Se detuvo en Puerto Egg y bajó la capota del convertible. Era un caluroso día de primavera y -había que admitirlo- se sentía feliz de alejarse de Chicago. Vivir junto al lago quizá no fuera a resultar tan malo, después de todo, aunque no sabía muy bien si le iba a gustar ser la encargada de la limpieza. ¿Pero qué otra opción tenía? Hasta que terminara los estudios universitarios su madre controlaba el dinero, y no había invitado a Katy como huésped. La había invitado como empleada.
Limpiar. Mierda. Fregar los inodoros después de que los usaran desconocidos y cambiar sábanas con rizados vellos negros en ellas. Todavía le resultaba imposible comprender por qué su madre quería tener una hostería. Una mujer con un millón de dólares en el Banco.

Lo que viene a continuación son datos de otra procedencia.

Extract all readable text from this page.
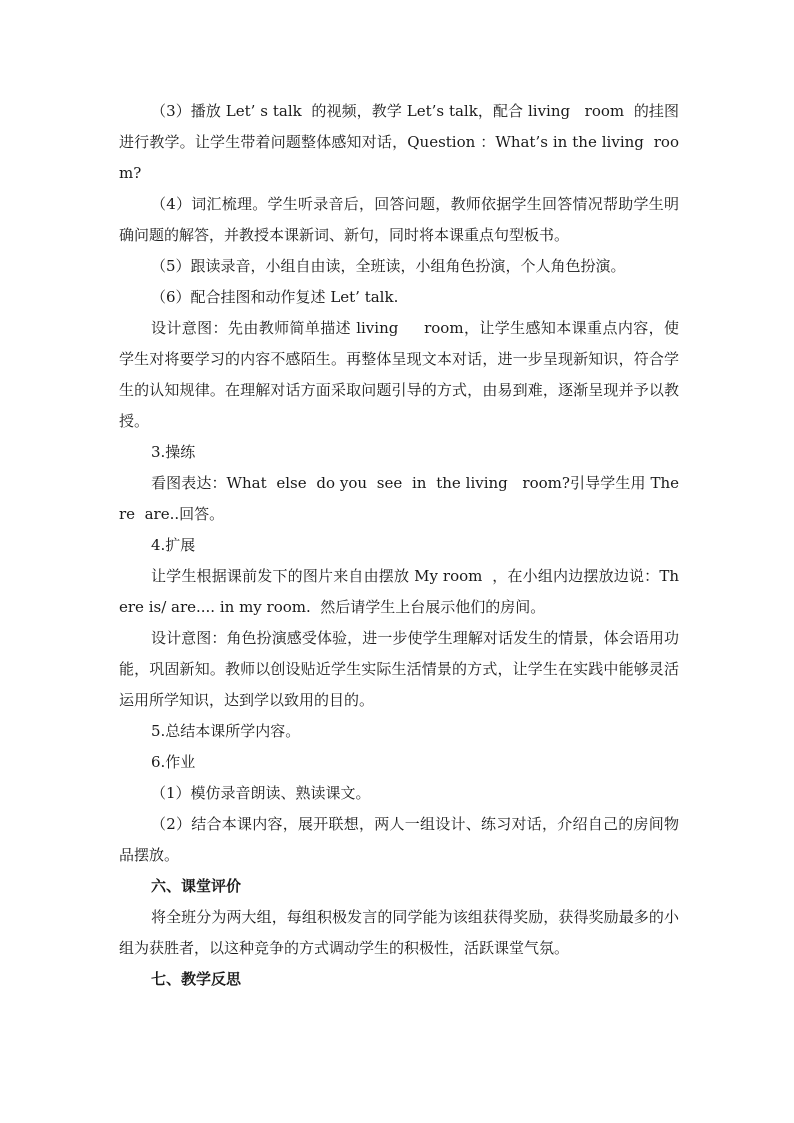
（3）播放 Let’ s talk  的视频，教学 Let’s talk，配合 living   room  的挂图进行教学。让学生带着问题整体感知对话，Question ：What’s in the living  room?

（4）词汇梳理。学生听录音后，回答问题，教师依据学生回答情况帮助学生明确问题的解答，并教授本课新词、新句，同时将本课重点句型板书。

（5）跟读录音，小组自由读，全班读，小组角色扮演，个人角色扮演。

（6）配合挂图和动作复述 Let’ talk.

设计意图：先由教师简单描述 living     room，让学生感知本课重点内容，使学生对将要学习的内容不感陌生。再整体呈现文本对话，进一步呈现新知识，符合学生的认知规律。在理解对话方面采取问题引导的方式，由易到难，逐渐呈现并予以教授。

3.操练

看图表达：What  else  do you  see  in  the living   room?引导学生用 There  are..回答。

4.扩展

让学生根据课前发下的图片来自由摆放 My room  ，在小组内边摆放边说：There is/ are.... in my room.  然后请学生上台展示他们的房间。

设计意图：角色扮演感受体验，进一步使学生理解对话发生的情景，体会语用功能，巩固新知。教师以创设贴近学生实际生活情景的方式，让学生在实践中能够灵活运用所学知识，达到学以致用的目的。

5.总结本课所学内容。

6.作业

（1）模仿录音朗读、熟读课文。

（2）结合本课内容，展开联想，两人一组设计、练习对话，介绍自己的房间物品摆放。

六、课堂评价

将全班分为两大组，每组积极发言的同学能为该组获得奖励，获得奖励最多的小组为获胜者，以这种竞争的方式调动学生的积极性，活跃课堂气氛。

七、教学反思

El pelo se le arremolinó en el viento, y Katy se volvió para asegurarse de que no estaba a punto de volársele nada del asiento trasero. Luego fijó nuevamente la vista en la ruta y en el paisaje que la rodeaba. Caray, era un bonito lugar. Todo se estaba poniendo verde y los huertos estaban en plena floración. Quería llevarse bien con su madre. De veras. ¡Pero ella había cambiado tanto desde que papá había muerto! Tanta independencia. Además, parecía arremeter hacia adelante y hacer las cosas sin considerar los sentimientos de Katy. ¿Y si lo que la abuela había dicho fuese cierto?
Fish Creek estaba en pleno apogeo. Las puertas de los comercios sobre la calle principal estaban abiertas, la mayoría sin siquiera mosquiteros. Frente al correo había tulipanes en flor, y abajo, en los muelles, ya se veían veleros.
Sobre Cottage Row, las casas de veraneo habían sido abiertas para la temporada y había un hombre podando arbustos junto al portón de una de ellas.
En lo de su madre se veía un nuevo letrero: CASA HARDING. Junto al garaje estaba estacionado el Lincoln de Maggie al lado de otro coche con patente de Minnesota. Katy estacionó junto a ellos, bajó, se desperezó y comenzó a descargar el equipaje asiento trasero.
No había descendido la mitad de los escalones cuando Maggie salió como una tromba, sonriendo, exclamando:
– ¡Hola, mi vida!
– Hola, mami.
– Qué alegría me da verte.
Se abrazaron en el sendero, luego Maggie tomó una maleta y se dirigieron al garaje, conversando sobre el viaje, el fin de las clases, el clima agradable de primavera.
– Tengo una sorpresa para ti -dijo Maggie, guiando a Katy por la escalera que trepaba por la pared externa del edificio. Abrió la puerta. -Pensé que te gustaría tener un sitio sólo para ti.